After seeing photos of the mangled bus, I had an opportunity to talk to several of our own city bus drivers who had plenty to say about the state of our bus system. They complain that the buses are poorly maintained. "Some have practically no shocks at all and are hitting bottom a lot," they report, "which makes them difficult to control." At times the motors just die.
When I asked who is to blame for this, they pointed the finger at the provider, Veolia Transportation, headquartered in France and the largest private sector operator of transit in North America. That includes buses, rail, shuttles and taxi services. They manage and operate our ground transportation services at Sky Harbor Airport and have the contract for our light rail system. Their parent company, Veolia Transport, provides public transportation in 30 countries. Their Web site states that their goal is to provide "safe and sustainable mobility solutions." Their mission is to "improve public transportation, to enhance quality of life and to combat global warming." (Thank heavens for their politically-correct efforts towards the mammoth task of fighting the scourge of global warming.)
The suggestion was made that, since Veolia in effect has a monopoly on our bus service in the Valley, there is no incentive for them to spend increasing amounts of money on maintenance. Here is where privatization and competition might come in and change the playing field.

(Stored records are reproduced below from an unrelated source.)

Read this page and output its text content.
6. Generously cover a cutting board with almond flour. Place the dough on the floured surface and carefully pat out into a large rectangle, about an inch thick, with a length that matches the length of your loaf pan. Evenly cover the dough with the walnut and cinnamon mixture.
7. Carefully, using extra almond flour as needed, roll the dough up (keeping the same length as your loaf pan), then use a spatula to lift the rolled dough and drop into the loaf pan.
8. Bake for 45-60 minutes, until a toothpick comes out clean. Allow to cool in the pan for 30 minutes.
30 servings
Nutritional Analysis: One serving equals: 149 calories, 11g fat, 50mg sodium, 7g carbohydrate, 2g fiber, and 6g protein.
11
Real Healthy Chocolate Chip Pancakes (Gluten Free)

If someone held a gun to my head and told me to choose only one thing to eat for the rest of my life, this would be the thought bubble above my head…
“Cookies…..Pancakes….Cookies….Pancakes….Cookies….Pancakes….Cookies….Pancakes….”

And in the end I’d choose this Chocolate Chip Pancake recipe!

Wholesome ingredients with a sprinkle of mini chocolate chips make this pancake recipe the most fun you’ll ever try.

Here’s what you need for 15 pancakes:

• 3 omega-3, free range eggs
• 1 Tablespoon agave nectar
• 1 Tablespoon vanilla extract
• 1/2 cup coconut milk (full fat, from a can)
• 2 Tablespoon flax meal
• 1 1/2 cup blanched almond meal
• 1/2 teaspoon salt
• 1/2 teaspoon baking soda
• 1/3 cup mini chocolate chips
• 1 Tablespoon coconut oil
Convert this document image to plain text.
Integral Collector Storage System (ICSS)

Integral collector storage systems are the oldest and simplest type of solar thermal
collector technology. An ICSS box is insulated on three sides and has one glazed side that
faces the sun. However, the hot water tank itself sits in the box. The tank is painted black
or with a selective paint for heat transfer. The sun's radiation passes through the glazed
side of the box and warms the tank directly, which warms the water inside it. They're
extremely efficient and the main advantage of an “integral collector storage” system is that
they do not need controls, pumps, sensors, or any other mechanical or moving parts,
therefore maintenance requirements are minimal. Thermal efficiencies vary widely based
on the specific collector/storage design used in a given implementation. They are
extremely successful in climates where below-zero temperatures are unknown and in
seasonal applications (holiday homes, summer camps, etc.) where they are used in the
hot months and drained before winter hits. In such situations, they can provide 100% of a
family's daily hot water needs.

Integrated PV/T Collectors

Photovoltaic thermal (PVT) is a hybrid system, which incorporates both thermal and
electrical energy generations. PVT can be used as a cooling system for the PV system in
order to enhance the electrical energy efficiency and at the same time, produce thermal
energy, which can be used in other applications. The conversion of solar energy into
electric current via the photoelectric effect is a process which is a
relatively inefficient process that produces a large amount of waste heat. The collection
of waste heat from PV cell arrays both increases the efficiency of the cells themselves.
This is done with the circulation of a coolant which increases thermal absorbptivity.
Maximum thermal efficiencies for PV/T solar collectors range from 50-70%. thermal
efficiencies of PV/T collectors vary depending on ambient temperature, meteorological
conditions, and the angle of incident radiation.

Another complaint is that it is difficult for the bus rider to find any bus schedules unless they walk around with a book and a map. "Schedules and routes should be posted clearly at the bus stops," the drivers maintain. Instead, out-of-towners and even locals wait until a bus stops and then take up time finding out where the vehicle is headed.
It's been almost a year ago since a driver told me how much money Phoenix was losing per day due to the malfunctioning fare boxes that the city spent millions retrofitting the buses with. The new boxes were so defective that the drivers were told by management to just let the people boarding the bus ride for free. That's cute. It's not as if their fare covered the cost of their trip even when the fare was actually collected. Now we have free rides for the folks, courtesy of the taxpayers. It would be interesting to find out if that problem was ever resolved.
As I have said for the last 15 years, if the boatloads of money that were spent on light rail had been spent on the buses instead, we could have leather seats, flat screen TVs, every amenity known to man, and attractive servers doling out refreshments to happy riders instead of the cut backs we now face.
Valley Metro would have us believe that LRT would be a success if not for the recession. The truth is that cities with LRT averaged a loss of tens of millions of dollars annually back when the economy was strong. Instead, we have the increased air pollution and traffic congestion that our best billion-plus dollars could buy!